In der MotoGP ging das Interesse an schnellen WSBK-Piloten spätestens an dem Zeitpunkt zurück, ab dem auch in der Moto2 und kurz danach auch in der Moto3 mit Viertaktern gefahren wurde. Ben Spies und Cal Crutchlow waren die bisher letzten Superbiker, die nach dem Wechsel in die MotoGP Laufsiege einfahren konnten.
"Es ist auf jeden Fall nicht unmöglich", stellt Spies klar, räumt jedoch ein: "Die Lernkurve ist ziemlich steil, wenn man von der Superbike-WM in die MotoGP kommt. Das Niveau ist höher."
"Doch wenn jemand wie Johnny Rea genug Zeit bekommt, um sich anzupassen und das Motorrad richtig zu lernen, dann könnte er mit Sicherheit dort fahren, wo Cal fährt. Er wird aber nicht Marc Márquez besiegen", ist Spies überzeugt.
Junge Moto2-Talente anstatt erfahrene WSBK-Spitzenfahrer
In den vergangenen Jahren entwickelte sich ein Trend, extrem junge Talente in die MotoGP zu holen. Das Interesse an schnellen Superbike-Piloten war extrem gering. Fahrer wie Loris Baz und Eugene Laverty kämpften mit unterlegenem Material und konnten ihr wahres Potenzial nur bei Mischbedingungen oder Regen zeigen.
Spies kritisiert, dass die Fahrer zu wenig Zeit bekommen, wenn sie den Sprung in die MotoGP schaffen. "Die Unterschiede zwischen der MotoGP und der Superbike-WM sind riesig. Es ist Zeit nötig, um zu lernen. Die Jungs, die von der Moto3 und der Moto2 kommen, haben einen deutlichen Vorteil. Daran gibt es keine Zweifel. Das ist auf die Funktionsweise der Motorräder zurückzuführen", erklärt der Superbike-Champion von 2009.
Fahrer, die aus den kleinen GP-Klassen kommen, haben den Vorteil, dass sie den Umgang mit Prototypen gewohnt sind und wissen, welchen Fahrstil diese Maschinen verlangen.

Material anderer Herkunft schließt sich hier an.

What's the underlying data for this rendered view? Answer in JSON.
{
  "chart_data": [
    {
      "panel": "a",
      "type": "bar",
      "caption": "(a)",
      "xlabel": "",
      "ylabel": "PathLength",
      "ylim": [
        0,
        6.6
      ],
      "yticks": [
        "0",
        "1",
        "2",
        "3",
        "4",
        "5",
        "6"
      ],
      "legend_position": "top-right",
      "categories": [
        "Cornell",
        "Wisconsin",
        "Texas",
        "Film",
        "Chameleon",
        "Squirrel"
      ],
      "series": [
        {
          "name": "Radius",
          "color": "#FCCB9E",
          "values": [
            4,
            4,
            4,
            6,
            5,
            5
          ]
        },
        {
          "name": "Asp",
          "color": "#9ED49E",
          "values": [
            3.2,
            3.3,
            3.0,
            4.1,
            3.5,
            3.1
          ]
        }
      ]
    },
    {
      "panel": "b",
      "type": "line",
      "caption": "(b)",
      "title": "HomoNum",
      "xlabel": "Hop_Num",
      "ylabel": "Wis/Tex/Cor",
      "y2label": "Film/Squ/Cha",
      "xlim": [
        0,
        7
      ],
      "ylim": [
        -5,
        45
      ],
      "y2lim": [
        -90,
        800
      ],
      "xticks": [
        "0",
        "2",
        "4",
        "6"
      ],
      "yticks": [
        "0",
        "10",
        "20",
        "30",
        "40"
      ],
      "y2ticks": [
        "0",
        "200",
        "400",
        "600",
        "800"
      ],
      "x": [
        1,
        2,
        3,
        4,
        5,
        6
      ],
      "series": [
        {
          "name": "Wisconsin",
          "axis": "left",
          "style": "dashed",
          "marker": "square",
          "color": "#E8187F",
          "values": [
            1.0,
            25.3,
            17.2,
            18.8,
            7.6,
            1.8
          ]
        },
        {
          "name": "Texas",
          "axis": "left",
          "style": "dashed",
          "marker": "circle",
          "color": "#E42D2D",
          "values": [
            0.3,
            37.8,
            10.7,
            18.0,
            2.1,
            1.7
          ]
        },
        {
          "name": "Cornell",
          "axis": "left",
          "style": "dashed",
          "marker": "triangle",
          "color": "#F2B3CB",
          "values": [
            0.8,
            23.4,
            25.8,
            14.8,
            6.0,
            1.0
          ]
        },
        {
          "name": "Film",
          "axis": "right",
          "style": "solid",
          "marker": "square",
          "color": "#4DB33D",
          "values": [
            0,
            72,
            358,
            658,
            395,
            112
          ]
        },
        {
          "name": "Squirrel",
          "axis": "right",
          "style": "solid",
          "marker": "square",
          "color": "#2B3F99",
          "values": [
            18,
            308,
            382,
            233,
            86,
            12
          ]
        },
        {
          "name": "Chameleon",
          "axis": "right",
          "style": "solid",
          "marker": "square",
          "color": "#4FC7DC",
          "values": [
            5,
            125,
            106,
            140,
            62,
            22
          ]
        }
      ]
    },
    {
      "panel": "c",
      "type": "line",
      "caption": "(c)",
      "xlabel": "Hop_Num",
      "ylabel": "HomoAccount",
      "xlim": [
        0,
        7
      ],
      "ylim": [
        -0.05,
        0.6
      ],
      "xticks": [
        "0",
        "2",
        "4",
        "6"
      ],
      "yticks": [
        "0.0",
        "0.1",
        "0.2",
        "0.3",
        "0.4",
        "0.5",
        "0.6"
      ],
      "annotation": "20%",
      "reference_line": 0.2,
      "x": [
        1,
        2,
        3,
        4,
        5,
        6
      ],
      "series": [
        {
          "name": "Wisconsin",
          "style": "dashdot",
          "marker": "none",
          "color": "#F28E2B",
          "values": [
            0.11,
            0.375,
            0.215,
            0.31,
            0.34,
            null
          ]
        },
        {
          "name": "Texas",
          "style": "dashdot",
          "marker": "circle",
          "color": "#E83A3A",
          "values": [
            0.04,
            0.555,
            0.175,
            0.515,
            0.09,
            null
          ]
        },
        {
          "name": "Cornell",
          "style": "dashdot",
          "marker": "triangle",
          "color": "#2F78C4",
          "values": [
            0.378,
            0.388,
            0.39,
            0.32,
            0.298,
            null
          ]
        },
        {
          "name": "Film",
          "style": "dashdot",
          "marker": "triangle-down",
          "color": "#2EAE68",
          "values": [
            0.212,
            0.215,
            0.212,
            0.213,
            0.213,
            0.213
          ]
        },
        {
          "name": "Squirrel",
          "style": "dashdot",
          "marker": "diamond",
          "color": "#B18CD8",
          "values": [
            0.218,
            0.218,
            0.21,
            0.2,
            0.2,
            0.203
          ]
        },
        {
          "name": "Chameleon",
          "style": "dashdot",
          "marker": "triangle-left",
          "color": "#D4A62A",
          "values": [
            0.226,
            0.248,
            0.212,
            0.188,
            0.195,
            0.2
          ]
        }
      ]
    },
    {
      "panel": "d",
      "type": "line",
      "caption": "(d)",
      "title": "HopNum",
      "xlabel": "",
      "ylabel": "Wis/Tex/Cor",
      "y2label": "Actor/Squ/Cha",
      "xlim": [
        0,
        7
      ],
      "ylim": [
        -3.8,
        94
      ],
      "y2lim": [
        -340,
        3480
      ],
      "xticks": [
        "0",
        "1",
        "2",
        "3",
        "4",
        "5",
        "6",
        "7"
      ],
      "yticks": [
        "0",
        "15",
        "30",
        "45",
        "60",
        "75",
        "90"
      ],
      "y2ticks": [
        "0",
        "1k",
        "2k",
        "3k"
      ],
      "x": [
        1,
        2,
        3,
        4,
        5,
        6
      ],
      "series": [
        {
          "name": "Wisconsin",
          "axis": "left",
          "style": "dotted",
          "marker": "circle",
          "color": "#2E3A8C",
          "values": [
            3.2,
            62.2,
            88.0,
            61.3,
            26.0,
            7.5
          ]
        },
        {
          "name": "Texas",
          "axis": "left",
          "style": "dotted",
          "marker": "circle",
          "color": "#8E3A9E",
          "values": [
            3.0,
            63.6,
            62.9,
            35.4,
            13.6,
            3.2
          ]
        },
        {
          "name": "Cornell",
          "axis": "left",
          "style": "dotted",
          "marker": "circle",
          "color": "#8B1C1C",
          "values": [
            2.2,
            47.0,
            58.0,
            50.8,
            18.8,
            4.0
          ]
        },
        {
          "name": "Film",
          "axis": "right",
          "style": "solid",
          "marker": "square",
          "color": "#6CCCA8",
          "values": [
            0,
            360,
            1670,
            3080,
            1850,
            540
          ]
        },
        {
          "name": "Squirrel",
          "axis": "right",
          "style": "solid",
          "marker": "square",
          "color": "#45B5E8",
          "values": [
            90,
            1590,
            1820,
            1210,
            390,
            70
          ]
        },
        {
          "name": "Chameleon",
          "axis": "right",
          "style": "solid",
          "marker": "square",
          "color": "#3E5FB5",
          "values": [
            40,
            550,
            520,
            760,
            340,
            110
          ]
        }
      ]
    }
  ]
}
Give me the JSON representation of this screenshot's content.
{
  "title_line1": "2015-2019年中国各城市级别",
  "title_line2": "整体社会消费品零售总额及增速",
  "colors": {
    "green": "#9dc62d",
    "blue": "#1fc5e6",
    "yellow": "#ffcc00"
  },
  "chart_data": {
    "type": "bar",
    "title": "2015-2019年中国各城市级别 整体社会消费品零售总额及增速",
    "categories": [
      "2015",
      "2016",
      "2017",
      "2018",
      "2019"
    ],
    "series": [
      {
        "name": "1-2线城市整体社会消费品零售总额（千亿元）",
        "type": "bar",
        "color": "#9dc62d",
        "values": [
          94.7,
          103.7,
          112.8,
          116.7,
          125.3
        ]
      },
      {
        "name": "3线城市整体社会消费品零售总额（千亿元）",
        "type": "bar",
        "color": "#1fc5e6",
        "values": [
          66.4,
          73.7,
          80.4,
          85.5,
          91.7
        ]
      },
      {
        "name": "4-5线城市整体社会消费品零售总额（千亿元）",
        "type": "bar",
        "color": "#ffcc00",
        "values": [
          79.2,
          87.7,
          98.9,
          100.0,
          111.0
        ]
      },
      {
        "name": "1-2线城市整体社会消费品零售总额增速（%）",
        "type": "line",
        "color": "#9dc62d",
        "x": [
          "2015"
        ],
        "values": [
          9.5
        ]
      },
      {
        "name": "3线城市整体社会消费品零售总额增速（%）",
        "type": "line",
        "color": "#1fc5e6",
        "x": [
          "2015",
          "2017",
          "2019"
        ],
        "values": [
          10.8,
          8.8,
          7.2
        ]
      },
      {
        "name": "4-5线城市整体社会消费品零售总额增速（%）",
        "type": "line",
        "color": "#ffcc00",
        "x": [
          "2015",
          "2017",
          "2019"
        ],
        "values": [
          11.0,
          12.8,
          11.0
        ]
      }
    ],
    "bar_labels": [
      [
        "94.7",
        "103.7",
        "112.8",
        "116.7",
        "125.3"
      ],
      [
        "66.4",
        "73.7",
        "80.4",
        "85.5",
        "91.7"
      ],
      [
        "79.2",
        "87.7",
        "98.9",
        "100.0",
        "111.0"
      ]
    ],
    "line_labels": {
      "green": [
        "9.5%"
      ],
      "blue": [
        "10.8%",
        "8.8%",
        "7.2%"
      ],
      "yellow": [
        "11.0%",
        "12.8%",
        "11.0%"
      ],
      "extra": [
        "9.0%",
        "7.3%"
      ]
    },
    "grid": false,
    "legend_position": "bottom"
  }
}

"Sie fahren Prototypen, die nicht so stark rutschen wie Superbikes. Da geht es um Themen wie Kurvengeschwindigkeiten. Es gibt bei den Linien Unterschiede. Diese Unterschiede sind so groß, dass eine gewisse Zeit notwendig ist für die Umstellung", schildert Spies.
"Ein Superbike bringt man leichter ans Limit. Dann geht es nur noch darum, welcher Fahrer am öftesten über das Limit gehen kann und wie oft. In der MotoGP ist das Limit extrem hoch. Man muss sehr viel lernen, um dieses Limit zu finden", vergleicht der ehemalige Yamaha-Werkspilot.
Ducati bringt MotoGP-Technik in die Superbike-WM
Mit der Ducati Panigale V4R gibt es seit 2019 ein Superbike mit MotoGP-Genen. Spies bestätigt: "Die Ducati in der Superbike-WM ist so nah an einem MotoGP-Bike dran wie noch kein Motorrad zuvor. Deshalb hat Chaz (Davies) so zu kämpfen gehabt. Die Leistungsentfaltung dieser Ducati und das Chassis der Maschine sind viel näher an der MotoGP dran als alles andere zuvor."
"Chaz und ich sind Fahrer, die erst dann bremsen, wenn sie Gott sehen und sofort wieder ans Gas gehen. In der MotoGP ist das nicht der Stil, der zum Erfolg führt. Dort geht es um Schwung, um Kurvengeschwindigkeiten und solche Sachen. Deshalb hatte ich in der MotoGP zu kämpfen", erinnert sich Spies.
"Ich hatte vielleicht bei zwei Rennen in drei Jahren das Gefühl, alles aus dem Motorrad herausgeholt zu haben, wie ich es beim Superbike tat. Ich dachte sonst sehr oft, dass ich nicht alle Möglichkeiten genutzt habe", blickt der MotoGP-Laufsieger zurück und stellt fest: "Die Ducati ist so eng mit der MotoGP verbunden. Deshalb kam Bautista in die Serie und war von Beginn an stark."